Upon looking on the Jewish camp from atop of a mountain, he said, “How good are your tents, O Jacob, your dwelling places, O Israel.”

 

One passage in Bilaam's blessing and praise of the Jewish people is, "He [G-d] has not beheld sin in Jacob, nor has He seen perverseness in Israel. The L-rd his G-d is with him."

 

Rashi explains this to mean that even when the people of Israel do sin, G-d is not very strict with them and does not abandon them. He is always with them.

 

Many of our sages and leaders always tried to find the good in another person. They were able to look beyond the person's external acts and see into the essence of the Jew's neshama-soul. As a result, rather than judging their brethren’s shortcomings as acts of sin, they were able to find the positive hidden within the act which they performed.

 

Rabbi Levi Yitzchak of Barditchev was one of those sages whose unconditional love for his brethren was legendary.
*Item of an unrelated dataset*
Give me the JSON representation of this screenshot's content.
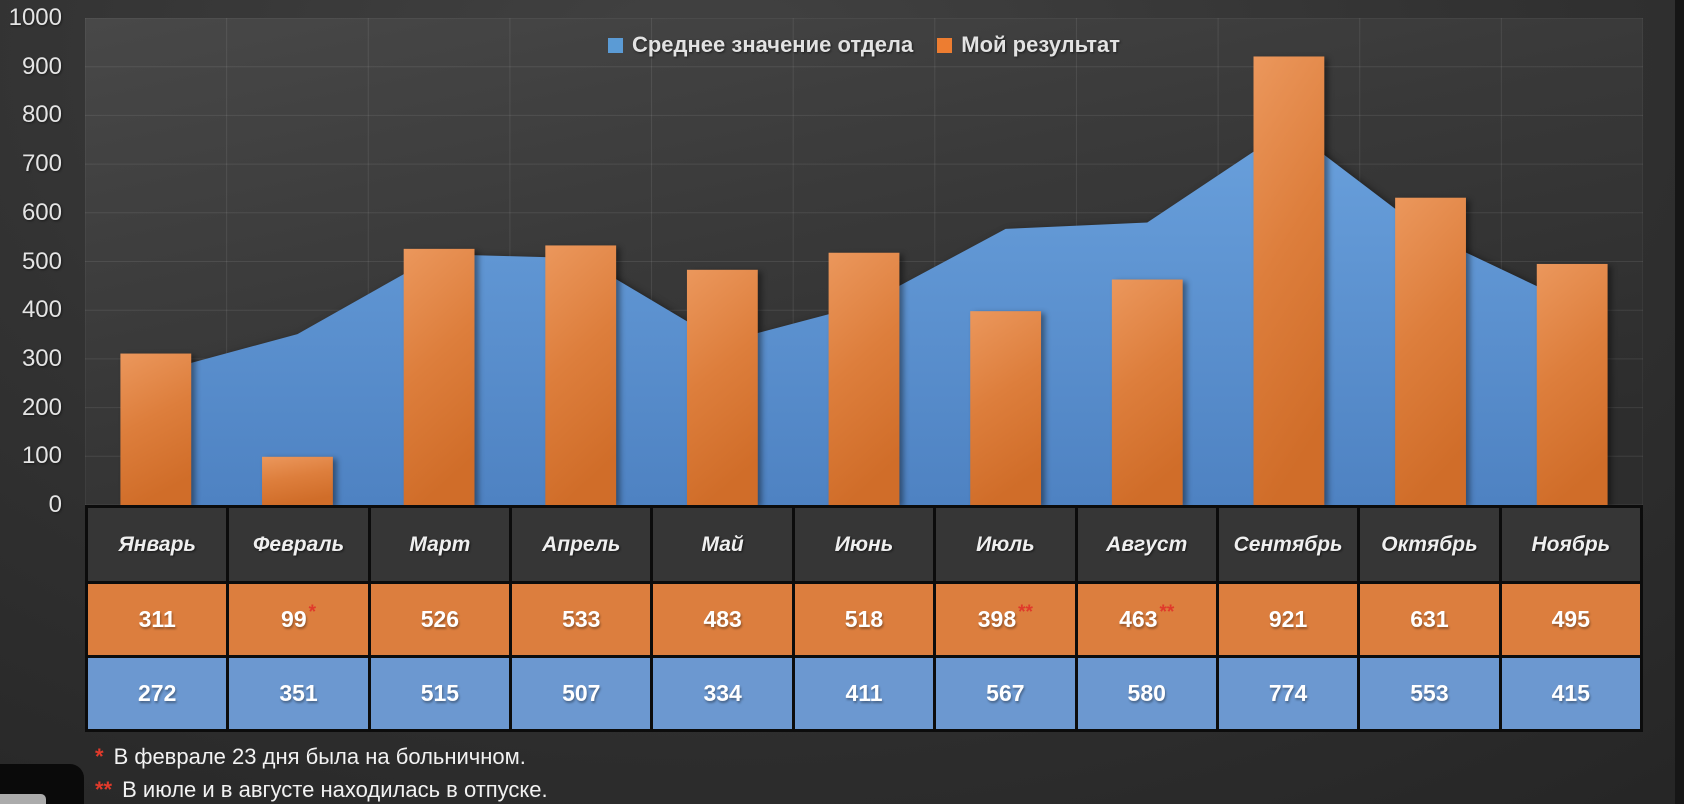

Rabbi Levi Yitzchak didn't see any negative. He always saw the good in everyone.

 

Rabbi Levi Yitzchak was once walking in the marketplace and saw a Jewish coachman, wrapped in Talit and Tefillin, in the middle of his prayers, greasing the wheels of his carriage.

 

Someone else would have scolded the man for lack of respect for his prayers. Not so Rabbi Levi Yitzchak. He lifted his eyes and exclaimed, "G-d, what a great people you have. Look how devoted this poor coachman is to You. Even when greasing the wheels of his couch he cannot stop praying!" He saw only good in others.

 

As a small child, the previous Lubavitcher Rebbe, Rabbi Yosef Yitzchak Schneerson, of blessed memory, asked his father, “Why did G-d create us with two eyes? I can see even with one eye?"

 

His father replied, “A person needs two eyes so that with the left eye, which represents judgment, he should look at himself in order to find his own faults and correct them. At another person, however, one should always look with the right eye - with compassion and kindness."